Tennis star Caroline Wozniacki has been named as the worldwide ambassador of ‘Lympo’, a blockchain-based app that incentivizes train and good well being practices with LYM tokens. Wozniacki was lately named by Forbes as probably the most influential feminine athlete on this planet.
“Sport is my life and what motivates me every morning when I wake up to work hard and be the best I can be. I believe in Lympo’s goal to encourage people to exercise and be healthy,” stated Wozniacki, in relatively typical PR vogue.

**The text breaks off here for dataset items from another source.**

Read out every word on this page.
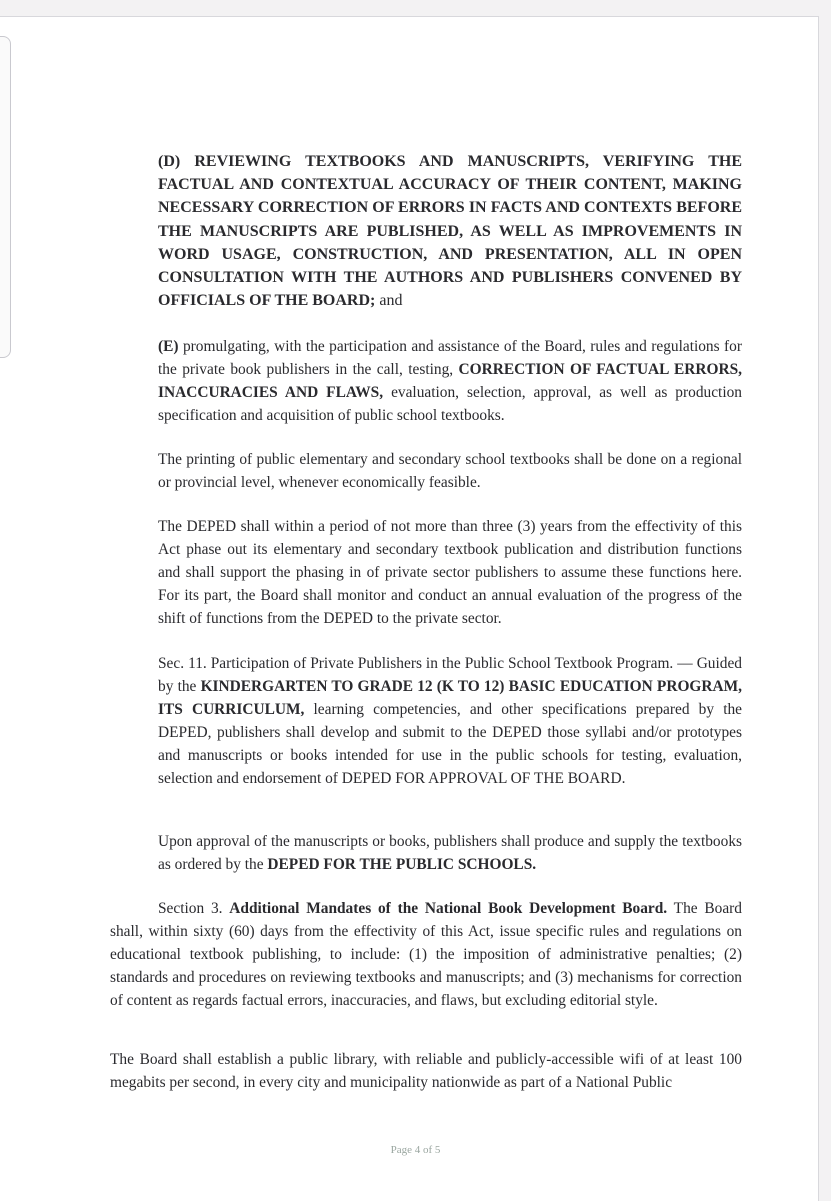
(D) REVIEWING TEXTBOOKS AND MANUSCRIPTS, VERIFYING THE FACTUAL AND CONTEXTUAL ACCURACY OF THEIR CONTENT, MAKING NECESSARY CORRECTION OF ERRORS IN FACTS AND CONTEXTS BEFORE THE MANUSCRIPTS ARE PUBLISHED, AS WELL AS IMPROVEMENTS IN WORD USAGE, CONSTRUCTION, AND PRESENTATION, ALL IN OPEN CONSULTATION WITH THE AUTHORS AND PUBLISHERS CONVENED BY OFFICIALS OF THE BOARD; and

(E) promulgating, with the participation and assistance of the Board, rules and regulations for the private book publishers in the call, testing, CORRECTION OF FACTUAL ERRORS, INACCURACIES AND FLAWS, evaluation, selection, approval, as well as production specification and acquisition of public school textbooks.

The printing of public elementary and secondary school textbooks shall be done on a regional or provincial level, whenever economically feasible.

The DEPED shall within a period of not more than three (3) years from the effectivity of this Act phase out its elementary and secondary textbook publication and distribution functions and shall support the phasing in of private sector publishers to assume these functions here. For its part, the Board shall monitor and conduct an annual evaluation of the progress of the shift of functions from the DEPED to the private sector.

Sec. 11. Participation of Private Publishers in the Public School Textbook Program. — Guided by the KINDERGARTEN TO GRADE 12 (K TO 12) BASIC EDUCATION PROGRAM, ITS CURRICULUM, learning competencies, and other specifications prepared by the DEPED, publishers shall develop and submit to the DEPED those syllabi and/or prototypes and manuscripts or books intended for use in the public schools for testing, evaluation, selection and endorsement of DEPED FOR APPROVAL OF THE BOARD.

Upon approval of the manuscripts or books, publishers shall produce and supply the textbooks as ordered by the DEPED FOR THE PUBLIC SCHOOLS.

Section 3. Additional Mandates of the National Book Development Board. The Board shall, within sixty (60) days from the effectivity of this Act, issue specific rules and regulations on educational textbook publishing, to include: (1) the imposition of administrative penalties; (2) standards and procedures on reviewing textbooks and manuscripts; and (3) mechanisms for correction of content as regards factual errors, inaccuracies, and flaws, but excluding editorial style.

The Board shall establish a public library, with reliable and publicly-accessible wifi of at least 100 megabits per second, in every city and municipality nationwide as part of a National Public

Page 4 of 5
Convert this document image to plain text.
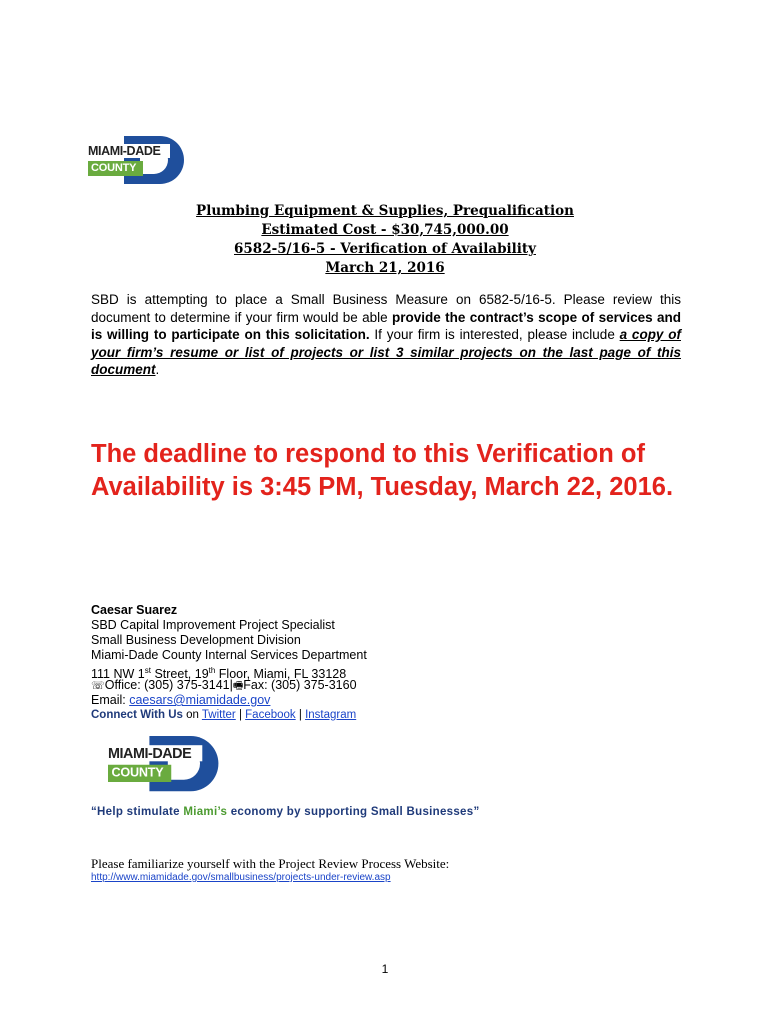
MIAMI-DADE
COUNTY
Plumbing Equipment & Supplies, Prequalification
Estimated Cost - $30,745,000.00
6582-5/16-5 - Verification of Availability
March 21, 2016
SBD is attempting to place a Small Business Measure on 6582-5/16-5. Please review this document to determine if your firm would be able provide the contract’s scope of services and is willing to participate on this solicitation. If your firm is interested, please include a copy of your firm’s resume or list of projects or list 3 similar projects on the last page of this document.
The deadline to respond to this Verification of Availability is 3:45 PM, Tuesday, March 22, 2016.
Caesar Suarez
SBD Capital Improvement Project Specialist
Small Business Development Division
Miami-Dade County Internal Services Department
111 NW 1st Street, 19th Floor, Miami, FL 33128
☏Office: (305) 375-3141|🖷Fax: (305) 375-3160
Email: caesars@miamidade.gov
Connect With Us on Twitter | Facebook | Instagram
MIAMI-DADE
COUNTY
“Help stimulate Miami’s economy by supporting Small Businesses”
Please familiarize yourself with the Project Review Process Website:
http://www.miamidade.gov/smallbusiness/projects-under-review.asp
1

Lympo does appear to current an attention-grabbing premise. The app syncs up with health information collected via sensible units, rewarding customers who meet their health targets with tokens.
Major information! 🔥🔥
As of at the moment, Lympo’s official companion is Caroline Wozniacki @CaroWozniacki – world’s prime tennis participant with thousands and thousands of sports activities followers and followers!
Welcome aboard, Caroline.
👉 https://t.co/e3fHayTvjH#health #wellness #well being #healthtech #tennis #Lympo #LYM pic.twitter.com/2yMonFlHA2— Lympo.io (@Lympo_io) April 18, 2018
However, within the period of the Cambridge Analytica scandal, the app might want to make very clear how customers could be assured that their information isn’t being secretly bought or in any other case exploited.
Several Botched Celebrity Endorsements of Blockchain Projects–Can This One Be Different?
Wozniacki’s endorsement of Lympo comes at a relatively attention-grabbing time within the saga of celebrity-endorsed blockchain merchandise. Several of those initiatives have lately confronted authorized troubles, together with Bitcoiin, a startup whose ICO was backed by motion star Steven Seagal.
Earlier this month, the US SEC charged the founders of Centra Tech Inc. with securities fraud; the Centra ICO was promoted by boxing celebrity Floyd Mayweather and producer DJ Khaled.
Defendants within the Centra case (Sohrab Sharma and Robert Farkas) “relied heavily on celebrity endorsements and social media to market their scheme,” in accordance with Steve Peikin, co-director of the SEC’s Division of Enforcement.
Former SEC prosecutor and companion at Capital Fund Law stated that the lesson for celebrities is to “know what [they’re] endorsing.”
Lympo’s ICO has already concluded, elevating roughly $eight.three million (in accordance with ICO Bench.)Therefore, it appears unlikely that Wozniacki could possibly be combined up into any form of authorized troubles relating to securities fraud. Perhaps Wozniacki’s endorsement may current an instance of “the right way” for the spheres of movie star and blockchain to intersect with each other. However, the longer term is but unwritten.